Frankreichs Staatschef François Hollande fügt sich dem Widerstand aus dem Senat und beendet sein Vorhaben für eine Verfassungsänderung zur Ausbürgerung verurteilter Terroristen. Ein notwendiger Kompromiss zwischen Nationalversammlung und Senat erscheine "außer Reichweite", sagte Hollande in Paris. Die Debatte um die Verfassungsreform sei daher "beendet". Auch die angedachte Ausweitung der Polizeibefugnisse im Ausnahmezustand werde es nicht geben, sagte Hollande.

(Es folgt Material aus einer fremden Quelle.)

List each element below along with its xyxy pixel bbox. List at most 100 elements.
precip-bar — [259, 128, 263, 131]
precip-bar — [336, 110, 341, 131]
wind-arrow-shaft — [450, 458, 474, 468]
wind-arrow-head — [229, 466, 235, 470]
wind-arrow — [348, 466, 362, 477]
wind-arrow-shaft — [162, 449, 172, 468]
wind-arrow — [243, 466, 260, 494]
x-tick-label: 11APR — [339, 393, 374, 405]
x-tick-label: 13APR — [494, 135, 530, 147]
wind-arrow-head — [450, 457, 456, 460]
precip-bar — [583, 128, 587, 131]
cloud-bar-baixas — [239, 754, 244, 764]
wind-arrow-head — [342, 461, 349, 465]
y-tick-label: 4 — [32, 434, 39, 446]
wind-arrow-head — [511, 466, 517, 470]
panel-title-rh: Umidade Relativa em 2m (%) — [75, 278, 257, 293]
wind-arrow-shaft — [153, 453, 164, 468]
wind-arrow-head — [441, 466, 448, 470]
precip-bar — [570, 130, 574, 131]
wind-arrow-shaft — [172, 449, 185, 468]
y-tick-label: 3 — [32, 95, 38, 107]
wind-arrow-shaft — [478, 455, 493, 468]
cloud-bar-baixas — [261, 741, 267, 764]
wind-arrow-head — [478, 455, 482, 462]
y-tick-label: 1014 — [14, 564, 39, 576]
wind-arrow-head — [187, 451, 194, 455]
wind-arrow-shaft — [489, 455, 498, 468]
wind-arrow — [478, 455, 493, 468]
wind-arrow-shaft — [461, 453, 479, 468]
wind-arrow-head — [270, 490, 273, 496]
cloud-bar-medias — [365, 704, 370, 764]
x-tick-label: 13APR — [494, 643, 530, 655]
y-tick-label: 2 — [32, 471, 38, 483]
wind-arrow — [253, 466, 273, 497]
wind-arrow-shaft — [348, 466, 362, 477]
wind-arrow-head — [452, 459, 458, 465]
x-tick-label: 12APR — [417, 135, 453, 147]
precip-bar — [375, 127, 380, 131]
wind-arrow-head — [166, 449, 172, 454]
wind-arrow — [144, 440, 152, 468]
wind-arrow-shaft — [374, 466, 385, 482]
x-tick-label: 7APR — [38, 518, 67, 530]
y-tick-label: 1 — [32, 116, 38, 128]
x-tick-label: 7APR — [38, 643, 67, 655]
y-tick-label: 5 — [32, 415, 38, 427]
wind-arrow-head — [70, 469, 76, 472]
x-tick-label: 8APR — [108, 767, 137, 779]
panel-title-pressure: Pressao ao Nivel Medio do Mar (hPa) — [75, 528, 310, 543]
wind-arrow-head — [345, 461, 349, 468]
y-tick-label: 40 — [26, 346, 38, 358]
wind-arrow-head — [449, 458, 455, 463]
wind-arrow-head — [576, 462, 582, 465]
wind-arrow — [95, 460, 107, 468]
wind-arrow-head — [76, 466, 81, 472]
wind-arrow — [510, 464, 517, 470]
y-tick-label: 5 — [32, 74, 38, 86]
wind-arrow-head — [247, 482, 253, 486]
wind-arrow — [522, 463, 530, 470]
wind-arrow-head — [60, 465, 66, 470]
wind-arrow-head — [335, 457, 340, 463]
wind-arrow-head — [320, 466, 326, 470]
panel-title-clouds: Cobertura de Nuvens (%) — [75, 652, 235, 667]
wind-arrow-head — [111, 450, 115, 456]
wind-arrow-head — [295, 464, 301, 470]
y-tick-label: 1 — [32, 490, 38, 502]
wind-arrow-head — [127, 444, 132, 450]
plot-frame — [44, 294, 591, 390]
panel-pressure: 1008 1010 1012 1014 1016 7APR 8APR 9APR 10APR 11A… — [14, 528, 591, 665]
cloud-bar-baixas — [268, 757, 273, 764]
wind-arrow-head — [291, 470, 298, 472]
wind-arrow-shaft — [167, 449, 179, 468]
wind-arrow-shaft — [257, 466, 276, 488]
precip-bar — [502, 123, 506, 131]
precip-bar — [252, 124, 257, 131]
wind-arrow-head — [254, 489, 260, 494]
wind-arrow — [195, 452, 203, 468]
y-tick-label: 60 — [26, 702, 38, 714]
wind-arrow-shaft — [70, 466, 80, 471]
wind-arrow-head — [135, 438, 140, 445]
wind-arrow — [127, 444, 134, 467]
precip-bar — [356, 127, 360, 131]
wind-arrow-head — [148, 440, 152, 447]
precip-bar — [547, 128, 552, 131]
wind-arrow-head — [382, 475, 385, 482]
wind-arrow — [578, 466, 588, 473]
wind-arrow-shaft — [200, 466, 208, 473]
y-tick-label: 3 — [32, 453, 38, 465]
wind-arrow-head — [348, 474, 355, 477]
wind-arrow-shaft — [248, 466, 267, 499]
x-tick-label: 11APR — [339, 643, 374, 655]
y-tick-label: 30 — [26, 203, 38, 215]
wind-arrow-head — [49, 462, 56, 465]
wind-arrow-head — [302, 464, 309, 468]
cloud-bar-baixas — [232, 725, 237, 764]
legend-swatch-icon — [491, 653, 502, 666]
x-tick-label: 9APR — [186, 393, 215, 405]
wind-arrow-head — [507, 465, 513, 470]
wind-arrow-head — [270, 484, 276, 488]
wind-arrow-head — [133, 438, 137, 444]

Bislang war der Entzug der Staatsbürgerschaft nur bei Verurteilten mit doppeltem Pass möglich, die im Laufe ihres Lebens Franzosen wurden. Nach den Terroranschlägen vergangenen November in Paris hatte der französische Präsident eine Verfassungsänderung angestoßen. Anfang Februar stimmte die französische Nationalversammlung dem Plan zu. Künftig sollte die Strafmaßnahme auch bei gebürtigen Franzosen anwendbar sein. Der zweite Teil der Verfassungsreform regelt auch die Bedingungen, unter denen Rechte aberkannt werden können, die an die Staatsangehörigkeit gebunden sind, etwa das Wahlrecht.

Hollandes Pläne hatten jedoch von Anfang für erbitterten Streit gesorgt. Zustimmung erhielt der Präsident vom rechtsradikalen Front National, im linken und bürgerlichen Spektrum erntete er hingegen Kritik. Im Streit um die Reform trat Ende Januar die französische Justizministerin Christiane Taubira zurück.

Letztlich stimmten Nationalversammlung und Senat in den vergangenen Wochen für unterschiedliche Versionen der Verfassungsänderung – notwendig gewesen wäre aber ein einheitlicher Text.